Il Piano di riordino territoriale formulato nella Proposta di legge Ciriani-Zilli, individua i Comuni appartenenti alle aree territoriali adeguate per l'esercizio in forma associata di funzioni comunali, sovracomunali e di area vasta e per la gestione coordinata di servizi, secondo i seguenti criteri: contiguità territoriale; omogeneità, complementarietà e integrazione delle caratteristiche geografiche, demografiche, di mobilità, ambientali, economiche, socio-culturali e infrastrutturali; dimensione degli ambiti territoriali idonea ad assicurare l'esercizio delle funzioni e l'organizzazione dei servizi a livelli adeguati di economicità ed efficacia.

«Per il funzionamento delle Uti provinciali che proponiamo facciamo rinvio, sia per il sistema elettorale di secondo grado che per alle funzioni da attribuire loro ed infine per la disciplina in generale, alla legge nazione cd.
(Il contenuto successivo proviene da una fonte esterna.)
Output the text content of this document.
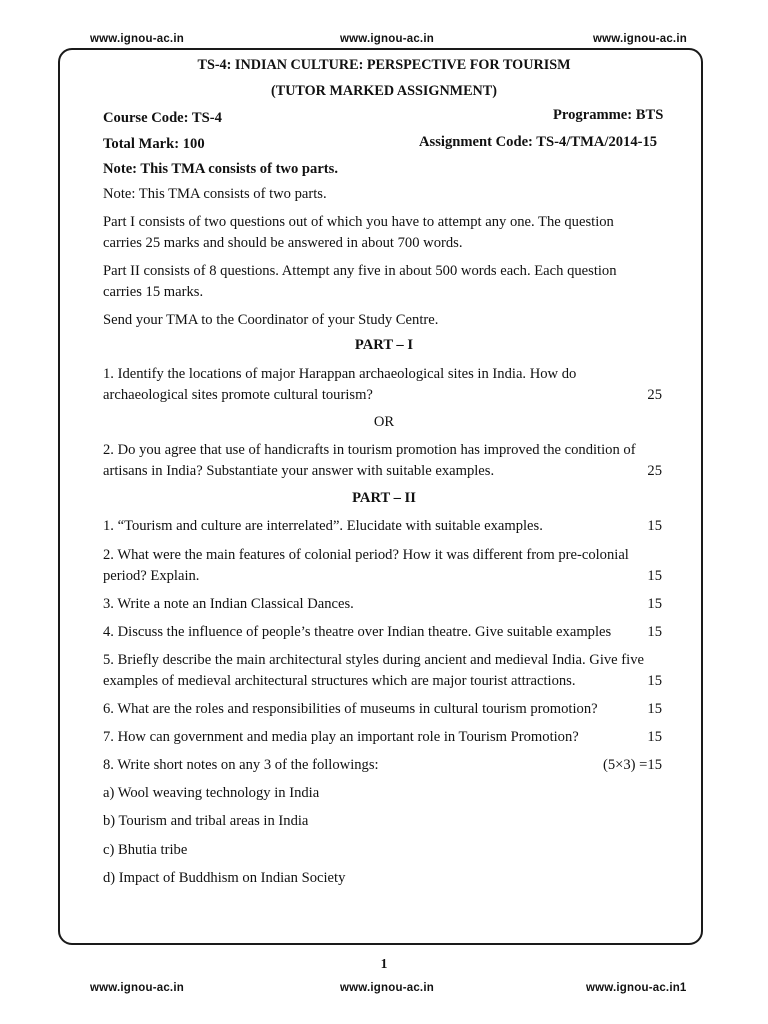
www.ignou-ac.in	www.ignou-ac.in	www.ignou-ac.in
TS-4: INDIAN CULTURE: PERSPECTIVE FOR TOURISM
(TUTOR MARKED ASSIGNMENT)
Course Code: TS-4	Programme: BTS
Total Mark: 100	Assignment Code: TS-4/TMA/2014-15
Note: This TMA consists of two parts.
Note: This TMA consists of two parts.
Part I consists of two questions out of which you have to attempt any one. The question
carries 25 marks and should be answered in about 700 words.
Part II consists of 8 questions. Attempt any five in about 500 words each. Each question
carries 15 marks.
Send your TMA to the Coordinator of your Study Centre.
PART – I
1. Identify the locations of major Harappan archaeological sites in India. How do
archaeological sites promote cultural tourism?	25
OR
2. Do you agree that use of handicrafts in tourism promotion has improved the condition of
artisans in India? Substantiate your answer with suitable examples.	25
PART – II
1. “Tourism and culture are interrelated”. Elucidate with suitable examples.	15
2. What were the main features of colonial period? How it was different from pre-colonial
period? Explain.	15
3. Write a note an Indian Classical Dances.	15
4. Discuss the influence of people’s theatre over Indian theatre. Give suitable examples	15
5. Briefly describe the main architectural styles during ancient and medieval India. Give five
examples of medieval architectural structures which are major tourist attractions.	15
6. What are the roles and responsibilities of museums in cultural tourism promotion?	15
7. How can government and media play an important role in Tourism Promotion?	15
8. Write short notes on any 3 of the followings:	(5×3) =15
a) Wool weaving technology in India
b) Tourism and tribal areas in India
c) Bhutia tribe
d) Impact of Buddhism on Indian Society
1
www.ignou-ac.in	www.ignou-ac.in	www.ignou-ac.in1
Del Rio (n. 56/2014). Certo non è uno sforzo di fantasia incredibile, ma almeno riteniamo sia meglio del “nulla ingarbugliato” finora fatto in Regione» hanno chiarito ancora i due consiglieri. Insomma una riforma “Km zero” «ma che dia una casa alle quattro identità culturali, sociali, economiche, storiche etc., certi che questo consentirà alle comunità coinvolte di ripartire assieme dopo lo tsunami istituzionale di un epoca che per fortuna sta per finire a Roma come a Trieste!»

Presenti alla conferenza stampa anche il sindaco di Martignacco Marco Zanor e di Monfalcone Annamaria Cisint. «Con la legge di riforma degli enti locali, i comuni si trovano nella condizione di non poter più applicare il loro programma amministrativo elettorale – ha detto Marco Zanor – oltre alla confusione che ancora regna sovrana. Basti pensare al caos generato dai diversi pareri che stanno uscendo dalla Direzione Autonomie Locali: tra funzioni esercitate dall’Uti e dai comuni, ancora non si riesce a capire chi farà che cosa».

Annamaria Cisint ha motivato, numeri alla mano, la sua uscita dall’Uti, certificata dal passaggio in consiglio comunale sabato scorso: «Nessun ordine di partito: la permanenza di Monfalcone all’interno dell’Uti avrebbe incrementato i costi per il nostro comune – e ha aggiunto che – i consigli comunali, con la legge 26, non avranno più alcun valore, le minoranze non saranno minimamente rappresentate. Se è vero che un riassetto istituzionale è necessario, è altrettanto vero che la Regione avrebbe dovuto agire come un “buon padre di famiglia” pensando al bene dei cittadini e, soprattutto, concordando con i territori un riforma della quale si potessero prevedere gli effetti».